W tym czasie księżna Daisy mieszkała już w Wałbrzychu, w kamienicy, gdzie dokończyła swój żywot. Nie był to łatwy czas. Po rozwodzie nie miała już obywatelstwa niemieckiego, była Angielką w Polsce, która stała się jej drugą ojczyzną, żyła z alimentów, które w okresie wojny nie przychodziły na czas. Dawne wystawne życie przestało istnieć, większość rodziny i znajomych rozpierzchło się po świecie lub ginęli w czasie wojennych działań. Nikt wówczas nie myślał o balach, charytatywnych imprezach czy obiadach z lokajami w liberiach. Daisy pozostał wózek inwalidzki, pchany przez Dorothy Crowther, zwaną Dolly, wierną opiekunkę jej nieżyjącej już matki.


 Księżna Daisy i Dorothy Crowther. Źródło: https://daisyofpless.wordpress.com/



Budynek Bramny z okna Sali Grodźca



W Sali Grodźca, ściany pokrywają malarskie rysunki byłej posiadłości Hochbergów - zamku Grodziec.



Sala Grodźca - był to pokój gościnny, w którym nocował zazwyczaj brat księżnej Daisy, George Cornwallis - West



Trochę historii w zamkowych murach ;)



W poszukiwaniu rycerza... a i pamiąteczki można nabyć ;)



Widok na stronę południowo-zachodnią zamku. W dole Taras Wodny.



Widok na Taras Środkowy z przepięknymi studniami z ażurowymi, metalowymi osłonami



Taras Bogini Flory, a w tle Baszta Prochowa



Połączenie zamków z różnych okresów budowy - mniej więcej pod tą zieloną gęstwiną mieści się wejście do tunelu z czasów II wojny światowej


Dolly została przy księżnej do końca. Maria Teresa Oliwia Cornwallis – West, po mężu Hochberg, księżna von Pless, zmarła 29 czerwca 1943 r. o 19.30. Umarła w dzień po swoich 70 urodzinach…
„Stokrotka” została pochowana najpierw w mauzoleum rodzinnym w Książu, leżącym na terenie parku. Ponieważ kryptę w czasie wojny splądrowała Armia Czerwona, ale doczesne jej szczątki zdążyła przenieść wierna służba zamkowa, na cmentarz ewangelicki w Szczawienku, ponoć bezimiennie została dochowana do innego grobu. Niestety w latach 70. i 80. XX w. cmentarz, podobnie jak inne niemieckie nekropolie z Dolnego Śląska, został zrównany z ziemią. Na jego terenie wybudowano szerokopasmową drogę oraz wybudowano osiedle domów jednorodzinnych. Do dnia dzisiejszego nie wiadomo, gdzie znajdują się szczątki pięknej Daisy. Świadkowie tych zdarzeń zginęli po wojnie, poumierali, nikt nie wie, gdzie szukać. A wyobraźnia wciąż podsuwa obraz legendarnych pereł, które miały być pochowane z księżną…
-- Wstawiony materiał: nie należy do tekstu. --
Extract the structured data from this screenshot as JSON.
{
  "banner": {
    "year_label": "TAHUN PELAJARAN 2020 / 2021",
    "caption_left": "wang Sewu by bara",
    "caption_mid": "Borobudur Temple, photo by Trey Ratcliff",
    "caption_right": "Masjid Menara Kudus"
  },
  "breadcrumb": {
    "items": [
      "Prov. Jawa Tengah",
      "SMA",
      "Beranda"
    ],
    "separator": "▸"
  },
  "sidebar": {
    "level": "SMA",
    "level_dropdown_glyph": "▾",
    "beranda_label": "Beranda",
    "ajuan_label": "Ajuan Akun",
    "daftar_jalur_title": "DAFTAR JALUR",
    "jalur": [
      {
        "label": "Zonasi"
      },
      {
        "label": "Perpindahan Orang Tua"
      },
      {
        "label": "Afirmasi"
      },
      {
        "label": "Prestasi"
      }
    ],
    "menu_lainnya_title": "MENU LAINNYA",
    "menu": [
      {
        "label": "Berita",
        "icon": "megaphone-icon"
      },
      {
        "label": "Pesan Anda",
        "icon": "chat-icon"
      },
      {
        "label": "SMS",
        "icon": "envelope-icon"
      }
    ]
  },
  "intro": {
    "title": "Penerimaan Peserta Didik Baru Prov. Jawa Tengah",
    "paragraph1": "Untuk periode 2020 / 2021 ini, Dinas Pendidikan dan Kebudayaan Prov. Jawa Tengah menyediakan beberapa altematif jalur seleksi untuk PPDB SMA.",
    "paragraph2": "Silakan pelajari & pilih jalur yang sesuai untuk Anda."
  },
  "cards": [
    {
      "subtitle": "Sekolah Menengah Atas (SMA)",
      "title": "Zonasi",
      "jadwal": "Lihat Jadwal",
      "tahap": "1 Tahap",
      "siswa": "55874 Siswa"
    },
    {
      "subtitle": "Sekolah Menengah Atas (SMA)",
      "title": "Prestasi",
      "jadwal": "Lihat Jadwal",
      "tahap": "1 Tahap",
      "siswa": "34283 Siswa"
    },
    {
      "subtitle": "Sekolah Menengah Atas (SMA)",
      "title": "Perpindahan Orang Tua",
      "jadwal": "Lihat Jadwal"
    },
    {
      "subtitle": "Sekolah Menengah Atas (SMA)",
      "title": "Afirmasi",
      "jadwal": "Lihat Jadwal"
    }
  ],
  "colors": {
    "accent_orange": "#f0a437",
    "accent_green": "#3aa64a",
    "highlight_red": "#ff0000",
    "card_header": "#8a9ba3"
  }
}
Portret Daisy ubranej w legendarny sznur pereł o dł. prawie 7 m. Zdjęcie wykonane przez niemiecką fotograf Ritę Martin. Słynne perły były prezentem od męża i miały być zakupione za zawrotną sumę 3,5 mln (!) ówczesnych marek niemieckich. Powiada się, że perły to łzy. I coś w tym musi być, ponieważ życie księżnej do najszczęśliwszych nie należało. Zdrady, skandale, śmierć dziecka, rozwód, choroba...
Podobno poławiacz tych pereł pracował pod przymusem i w złych warunkach. Umierając, zdążył przekląć i perły i właścicielkę. Do dziś nie wiadomo, co stało się ze słynnym sznurem tej biżuterii. Jedna wersja głosi, że Daisy została w nich pochowana, natomiast inna, że najprawdopodobniej sprzedała je, by wykupić swego syna Bolka z rąk Gestapo. Obie wersje mogą być realne, choć ta druga wydaje mi się bardziej praktyczna, zważywszy na fakt, że księżną po śmierci przeniesiono do innego grobu, więc bardzo możliwe, że tak kosztowne perły po prostu by skradziono. Jest to chyba największa tajemnica Hochbergów... :)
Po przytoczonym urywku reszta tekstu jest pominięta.